Larger and smaller iPhone screens make sense

New rumors indicate that Apple may be considering larger and smaller displays for its iPhone line. It's high time that Apple diversify the iPhone and make it appeal to a wider audience.
Written by Jason D. O'Grady, Contributor

AppleInsider reports that Apple may be considering larger and smaller displays for its iPhone line. Above is a Gizmodo pre-iPad concept that could resemble Apple's larger-screen iPhone offering.

Kaufman Brothers analyst Shaw Wu citing sources familiar with sources in Apple's overseas supply chain states that the company is working on new iPhone models with both larger and smaller touchscreens. He said those products could launch in 2011, and on carriers other than the currently exclusive AT&T. Verizon Wireless has been long-rumored to be getting the iPhone with recent rumblings suggesting that it will finally happen January 2011.

Our sources believe these likely represent new high-end and low-end iPhone models to complement its current iPhone 4... One possibility we are picking up is a "mini" or "nano" iPhone with a smaller candybar form factor leveraging technology in its new mini touchscreen iPod nano.

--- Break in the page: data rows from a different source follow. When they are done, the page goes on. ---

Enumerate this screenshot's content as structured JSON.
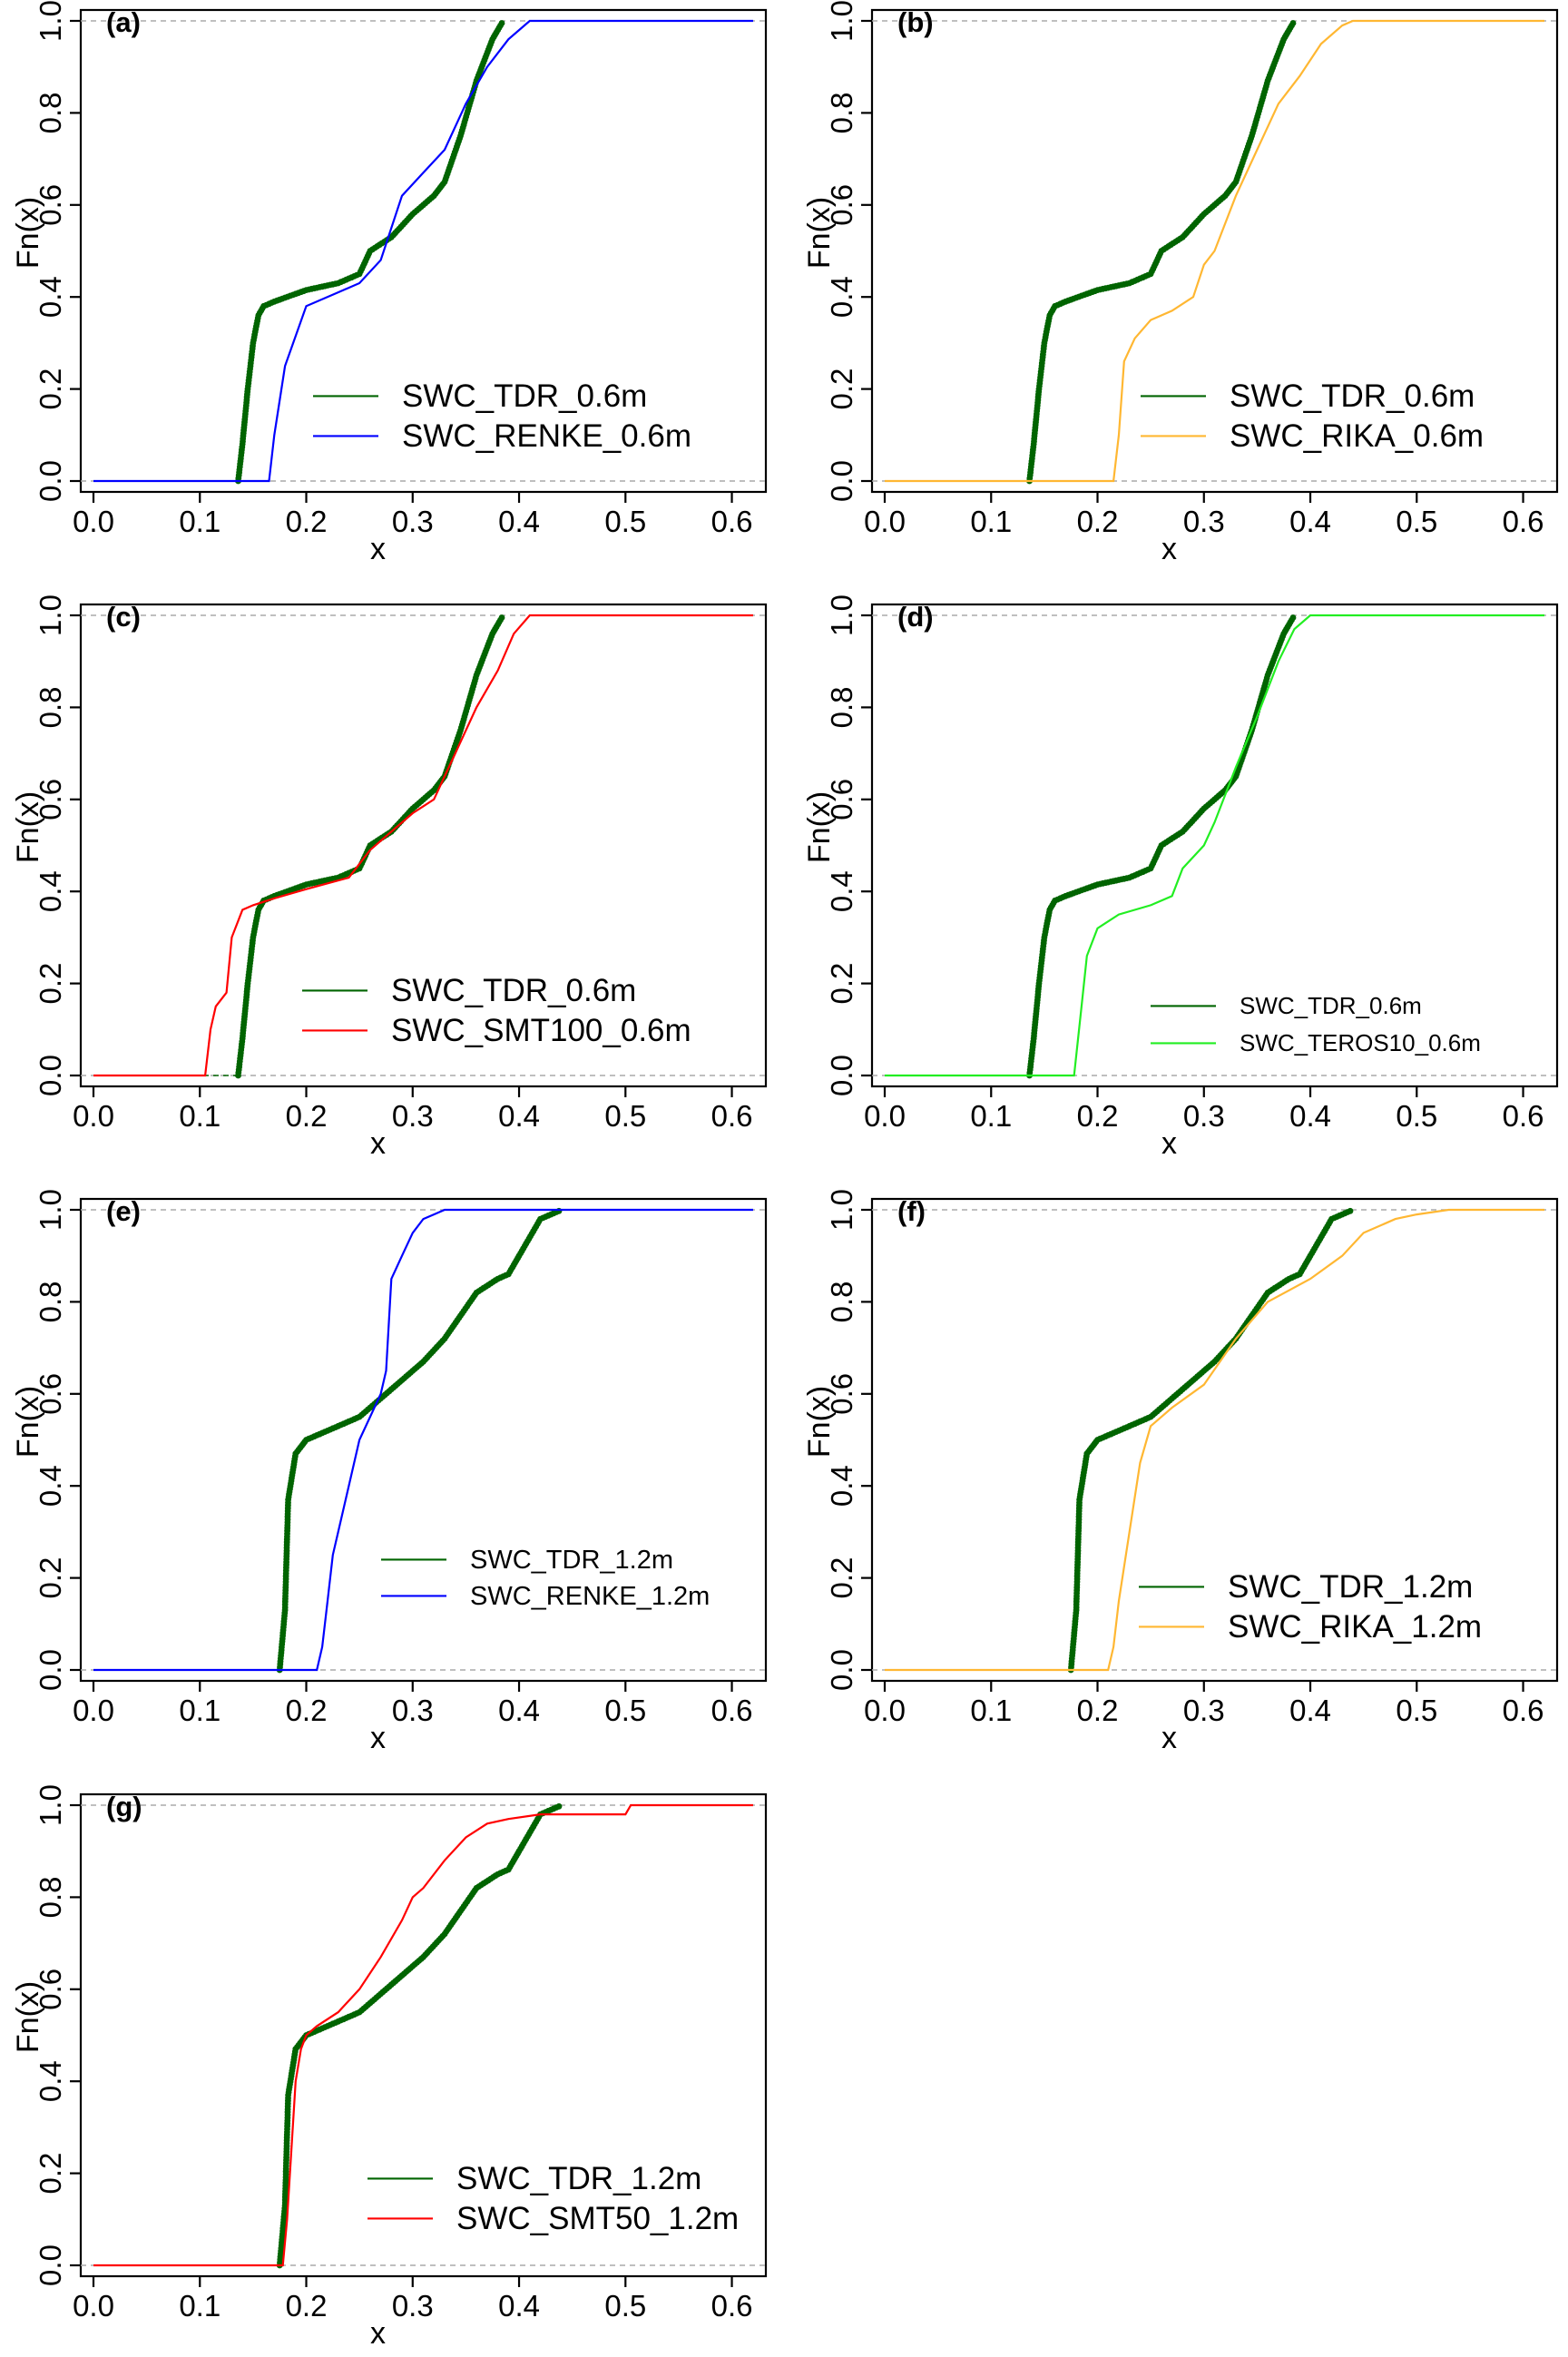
{
  "x_label": "x",
  "y_label": "Fn(x)",
  "colors": {
    "tdr": "#006400",
    "renke": "#0000ff",
    "rika": "#ffb732",
    "smt": "#ff0000",
    "teros": "#22ee22"
  },
  "chart_data": [
    {
      "type": "line",
      "label": "(a)",
      "xlim": [
        0.0,
        0.62
      ],
      "ylim": [
        0.0,
        1.0
      ],
      "x_ticks": [
        "0.0",
        "0.1",
        "0.2",
        "0.3",
        "0.4",
        "0.5",
        "0.6"
      ],
      "y_ticks": [
        "0.0",
        "0.2",
        "0.4",
        "0.6",
        "0.8",
        "1.0"
      ],
      "series": [
        {
          "name": "SWC_TDR_0.6m",
          "color": "#006400",
          "style": "dots",
          "x": [
            0.0,
            0.136,
            0.14,
            0.145,
            0.15,
            0.155,
            0.16,
            0.17,
            0.2,
            0.23,
            0.25,
            0.26,
            0.28,
            0.3,
            0.32,
            0.33,
            0.345,
            0.36,
            0.375,
            0.385,
            0.4,
            0.62
          ],
          "y": [
            0.0,
            0.0,
            0.08,
            0.2,
            0.3,
            0.36,
            0.38,
            0.39,
            0.415,
            0.43,
            0.45,
            0.5,
            0.53,
            0.58,
            0.62,
            0.65,
            0.75,
            0.87,
            0.96,
            1.0,
            1.0,
            1.0
          ]
        },
        {
          "name": "SWC_RENKE_0.6m",
          "color": "#0000ff",
          "style": "line",
          "x": [
            0.0,
            0.165,
            0.17,
            0.18,
            0.2,
            0.23,
            0.25,
            0.27,
            0.29,
            0.31,
            0.33,
            0.35,
            0.37,
            0.39,
            0.41,
            0.62
          ],
          "y": [
            0.0,
            0.0,
            0.1,
            0.25,
            0.38,
            0.41,
            0.43,
            0.48,
            0.62,
            0.67,
            0.72,
            0.82,
            0.9,
            0.96,
            1.0,
            1.0
          ]
        }
      ]
    },
    {
      "type": "line",
      "label": "(b)",
      "xlim": [
        0.0,
        0.62
      ],
      "ylim": [
        0.0,
        1.0
      ],
      "x_ticks": [
        "0.0",
        "0.1",
        "0.2",
        "0.3",
        "0.4",
        "0.5",
        "0.6"
      ],
      "y_ticks": [
        "0.0",
        "0.2",
        "0.4",
        "0.6",
        "0.8",
        "1.0"
      ],
      "series": [
        {
          "name": "SWC_TDR_0.6m",
          "color": "#006400",
          "style": "dots",
          "x": [
            0.0,
            0.136,
            0.14,
            0.145,
            0.15,
            0.155,
            0.16,
            0.17,
            0.2,
            0.23,
            0.25,
            0.26,
            0.28,
            0.3,
            0.32,
            0.33,
            0.345,
            0.36,
            0.375,
            0.385,
            0.4,
            0.62
          ],
          "y": [
            0.0,
            0.0,
            0.08,
            0.2,
            0.3,
            0.36,
            0.38,
            0.39,
            0.415,
            0.43,
            0.45,
            0.5,
            0.53,
            0.58,
            0.62,
            0.65,
            0.75,
            0.87,
            0.96,
            1.0,
            1.0,
            1.0
          ]
        },
        {
          "name": "SWC_RIKA_0.6m",
          "color": "#ffb732",
          "style": "line",
          "x": [
            0.0,
            0.215,
            0.22,
            0.225,
            0.235,
            0.25,
            0.27,
            0.29,
            0.3,
            0.31,
            0.33,
            0.35,
            0.37,
            0.39,
            0.41,
            0.43,
            0.44,
            0.62
          ],
          "y": [
            0.0,
            0.0,
            0.1,
            0.26,
            0.31,
            0.35,
            0.37,
            0.4,
            0.47,
            0.5,
            0.62,
            0.72,
            0.82,
            0.88,
            0.95,
            0.99,
            1.0,
            1.0
          ]
        }
      ]
    },
    {
      "type": "line",
      "label": "(c)",
      "xlim": [
        0.0,
        0.62
      ],
      "ylim": [
        0.0,
        1.0
      ],
      "x_ticks": [
        "0.0",
        "0.1",
        "0.2",
        "0.3",
        "0.4",
        "0.5",
        "0.6"
      ],
      "y_ticks": [
        "0.0",
        "0.2",
        "0.4",
        "0.6",
        "0.8",
        "1.0"
      ],
      "series": [
        {
          "name": "SWC_TDR_0.6m",
          "color": "#006400",
          "style": "dots",
          "x": [
            0.0,
            0.136,
            0.14,
            0.145,
            0.15,
            0.155,
            0.16,
            0.17,
            0.2,
            0.23,
            0.25,
            0.26,
            0.28,
            0.3,
            0.32,
            0.33,
            0.345,
            0.36,
            0.375,
            0.385,
            0.4,
            0.62
          ],
          "y": [
            0.0,
            0.0,
            0.08,
            0.2,
            0.3,
            0.36,
            0.38,
            0.39,
            0.415,
            0.43,
            0.45,
            0.5,
            0.53,
            0.58,
            0.62,
            0.65,
            0.75,
            0.87,
            0.96,
            1.0,
            1.0,
            1.0
          ]
        },
        {
          "name": "SWC_SMT100_0.6m",
          "color": "#ff0000",
          "style": "line",
          "x": [
            0.0,
            0.105,
            0.11,
            0.115,
            0.125,
            0.13,
            0.14,
            0.15,
            0.17,
            0.2,
            0.24,
            0.26,
            0.28,
            0.3,
            0.32,
            0.34,
            0.36,
            0.38,
            0.395,
            0.41,
            0.62
          ],
          "y": [
            0.0,
            0.0,
            0.1,
            0.15,
            0.18,
            0.3,
            0.36,
            0.37,
            0.385,
            0.405,
            0.43,
            0.49,
            0.53,
            0.57,
            0.6,
            0.7,
            0.8,
            0.88,
            0.96,
            1.0,
            1.0
          ]
        }
      ]
    },
    {
      "type": "line",
      "label": "(d)",
      "xlim": [
        0.0,
        0.62
      ],
      "ylim": [
        0.0,
        1.0
      ],
      "x_ticks": [
        "0.0",
        "0.1",
        "0.2",
        "0.3",
        "0.4",
        "0.5",
        "0.6"
      ],
      "y_ticks": [
        "0.0",
        "0.2",
        "0.4",
        "0.6",
        "0.8",
        "1.0"
      ],
      "series": [
        {
          "name": "SWC_TDR_0.6m",
          "color": "#006400",
          "style": "dots",
          "x": [
            0.0,
            0.136,
            0.14,
            0.145,
            0.15,
            0.155,
            0.16,
            0.17,
            0.2,
            0.23,
            0.25,
            0.26,
            0.28,
            0.3,
            0.32,
            0.33,
            0.345,
            0.36,
            0.375,
            0.385,
            0.4,
            0.62
          ],
          "y": [
            0.0,
            0.0,
            0.08,
            0.2,
            0.3,
            0.36,
            0.38,
            0.39,
            0.415,
            0.43,
            0.45,
            0.5,
            0.53,
            0.58,
            0.62,
            0.65,
            0.75,
            0.87,
            0.96,
            1.0,
            1.0,
            1.0
          ]
        },
        {
          "name": "SWC_TEROS10_0.6m",
          "color": "#22ee22",
          "style": "line",
          "x": [
            0.0,
            0.178,
            0.185,
            0.19,
            0.2,
            0.22,
            0.25,
            0.27,
            0.28,
            0.3,
            0.31,
            0.33,
            0.35,
            0.37,
            0.385,
            0.4,
            0.62
          ],
          "y": [
            0.0,
            0.0,
            0.15,
            0.26,
            0.32,
            0.35,
            0.37,
            0.39,
            0.45,
            0.5,
            0.55,
            0.67,
            0.78,
            0.9,
            0.97,
            1.0,
            1.0
          ]
        }
      ]
    },
    {
      "type": "line",
      "label": "(e)",
      "xlim": [
        0.0,
        0.62
      ],
      "ylim": [
        0.0,
        1.0
      ],
      "x_ticks": [
        "0.0",
        "0.1",
        "0.2",
        "0.3",
        "0.4",
        "0.5",
        "0.6"
      ],
      "y_ticks": [
        "0.0",
        "0.2",
        "0.4",
        "0.6",
        "0.8",
        "1.0"
      ],
      "series": [
        {
          "name": "SWC_TDR_1.2m",
          "color": "#006400",
          "style": "dots",
          "x": [
            0.0,
            0.175,
            0.18,
            0.183,
            0.19,
            0.2,
            0.22,
            0.25,
            0.27,
            0.29,
            0.31,
            0.33,
            0.36,
            0.38,
            0.39,
            0.4,
            0.42,
            0.44,
            0.62
          ],
          "y": [
            0.0,
            0.0,
            0.13,
            0.37,
            0.47,
            0.5,
            0.52,
            0.55,
            0.59,
            0.63,
            0.67,
            0.72,
            0.82,
            0.85,
            0.86,
            0.9,
            0.98,
            1.0,
            1.0
          ]
        },
        {
          "name": "SWC_RENKE_1.2m",
          "color": "#0000ff",
          "style": "line",
          "x": [
            0.0,
            0.21,
            0.215,
            0.22,
            0.225,
            0.23,
            0.24,
            0.25,
            0.26,
            0.27,
            0.275,
            0.28,
            0.29,
            0.3,
            0.31,
            0.32,
            0.33,
            0.34,
            0.62
          ],
          "y": [
            0.0,
            0.0,
            0.05,
            0.15,
            0.25,
            0.3,
            0.4,
            0.5,
            0.55,
            0.6,
            0.65,
            0.85,
            0.9,
            0.95,
            0.98,
            0.99,
            1.0,
            1.0,
            1.0
          ]
        }
      ]
    },
    {
      "type": "line",
      "label": "(f)",
      "xlim": [
        0.0,
        0.62
      ],
      "ylim": [
        0.0,
        1.0
      ],
      "x_ticks": [
        "0.0",
        "0.1",
        "0.2",
        "0.3",
        "0.4",
        "0.5",
        "0.6"
      ],
      "y_ticks": [
        "0.0",
        "0.2",
        "0.4",
        "0.6",
        "0.8",
        "1.0"
      ],
      "series": [
        {
          "name": "SWC_TDR_1.2m",
          "color": "#006400",
          "style": "dots",
          "x": [
            0.0,
            0.175,
            0.18,
            0.183,
            0.19,
            0.2,
            0.22,
            0.25,
            0.27,
            0.29,
            0.31,
            0.33,
            0.36,
            0.38,
            0.39,
            0.4,
            0.42,
            0.44,
            0.62
          ],
          "y": [
            0.0,
            0.0,
            0.13,
            0.37,
            0.47,
            0.5,
            0.52,
            0.55,
            0.59,
            0.63,
            0.67,
            0.72,
            0.82,
            0.85,
            0.86,
            0.9,
            0.98,
            1.0,
            1.0
          ]
        },
        {
          "name": "SWC_RIKA_1.2m",
          "color": "#ffb732",
          "style": "line",
          "x": [
            0.0,
            0.21,
            0.215,
            0.22,
            0.23,
            0.24,
            0.25,
            0.27,
            0.3,
            0.33,
            0.36,
            0.4,
            0.43,
            0.45,
            0.48,
            0.5,
            0.53,
            0.62
          ],
          "y": [
            0.0,
            0.0,
            0.05,
            0.15,
            0.3,
            0.45,
            0.53,
            0.57,
            0.62,
            0.72,
            0.8,
            0.85,
            0.9,
            0.95,
            0.98,
            0.99,
            1.0,
            1.0
          ]
        }
      ]
    },
    {
      "type": "line",
      "label": "(g)",
      "xlim": [
        0.0,
        0.62
      ],
      "ylim": [
        0.0,
        1.0
      ],
      "x_ticks": [
        "0.0",
        "0.1",
        "0.2",
        "0.3",
        "0.4",
        "0.5",
        "0.6"
      ],
      "y_ticks": [
        "0.0",
        "0.2",
        "0.4",
        "0.6",
        "0.8",
        "1.0"
      ],
      "series": [
        {
          "name": "SWC_TDR_1.2m",
          "color": "#006400",
          "style": "dots",
          "x": [
            0.0,
            0.175,
            0.18,
            0.183,
            0.19,
            0.2,
            0.22,
            0.25,
            0.27,
            0.29,
            0.31,
            0.33,
            0.36,
            0.38,
            0.39,
            0.4,
            0.42,
            0.44,
            0.62
          ],
          "y": [
            0.0,
            0.0,
            0.13,
            0.37,
            0.47,
            0.5,
            0.52,
            0.55,
            0.59,
            0.63,
            0.67,
            0.72,
            0.82,
            0.85,
            0.86,
            0.9,
            0.98,
            1.0,
            1.0
          ]
        },
        {
          "name": "SWC_SMT50_1.2m",
          "color": "#ff0000",
          "style": "line",
          "x": [
            0.0,
            0.178,
            0.182,
            0.186,
            0.19,
            0.195,
            0.2,
            0.21,
            0.23,
            0.25,
            0.27,
            0.29,
            0.3,
            0.31,
            0.33,
            0.35,
            0.37,
            0.39,
            0.42,
            0.5,
            0.505,
            0.62
          ],
          "y": [
            0.0,
            0.0,
            0.1,
            0.25,
            0.4,
            0.47,
            0.5,
            0.52,
            0.55,
            0.6,
            0.67,
            0.75,
            0.8,
            0.82,
            0.88,
            0.93,
            0.96,
            0.97,
            0.98,
            0.98,
            1.0,
            1.0
          ]
        }
      ]
    }
  ]
}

Following is an older concept photo of what the iPhone mini or shuffle could look like:

While I don't think that the Apple offering will be quite as dramatic as the concepts above (the iPhone shuffle makes almost no sense) there's certainly a case to be made for diversifying the iPhone product lineup. The iPhone's 3.5-inch screen is a one-size-fits-all product that increasingly doesn't necessary fit the needs of the widest possible audience of mobile phone users.

A larger iPhone -- with say a 4.3-inch display -- could allow Apple to better compete with larger-screen Android handsets like the Droid X and Evo 4G. A larger-screen iPhone would also appeal to the high-end market and to users that view a lot of photos and videos as well as users with poor eyesight.

Apple could even differentiate the "high-end" iPhone model by offering it exclusively with a Retina Display -- obviously at a higher price.

A smaller, say 3.1-inch display, could arrive in an iPhone a couple of different ways:

It could end up in smaller form-factor iPhone (like the iPhone nano concept above) for users that prefer a smaller device. This would also allow Apple to offer a lower-price iPhone ($99, anyone?) that would appeal to price sensitive customers.

Alternatively, a smaller-screen could allow the iPhone to include a hardware keyboard (like the new Droid Pro) that could attack the Blackberry's sweet spot -- hardcore email users that demand a physical keyboard.

New iPhones are traditionally released in the summer, but Wu notes that progress is being made on these new models and they are rumored to be far enough along to arrive as soon as the first half of 2011 -- and even as early as the first quarter of next year.

What do you think? Would you prefer a larger or smaller-screen iPhone?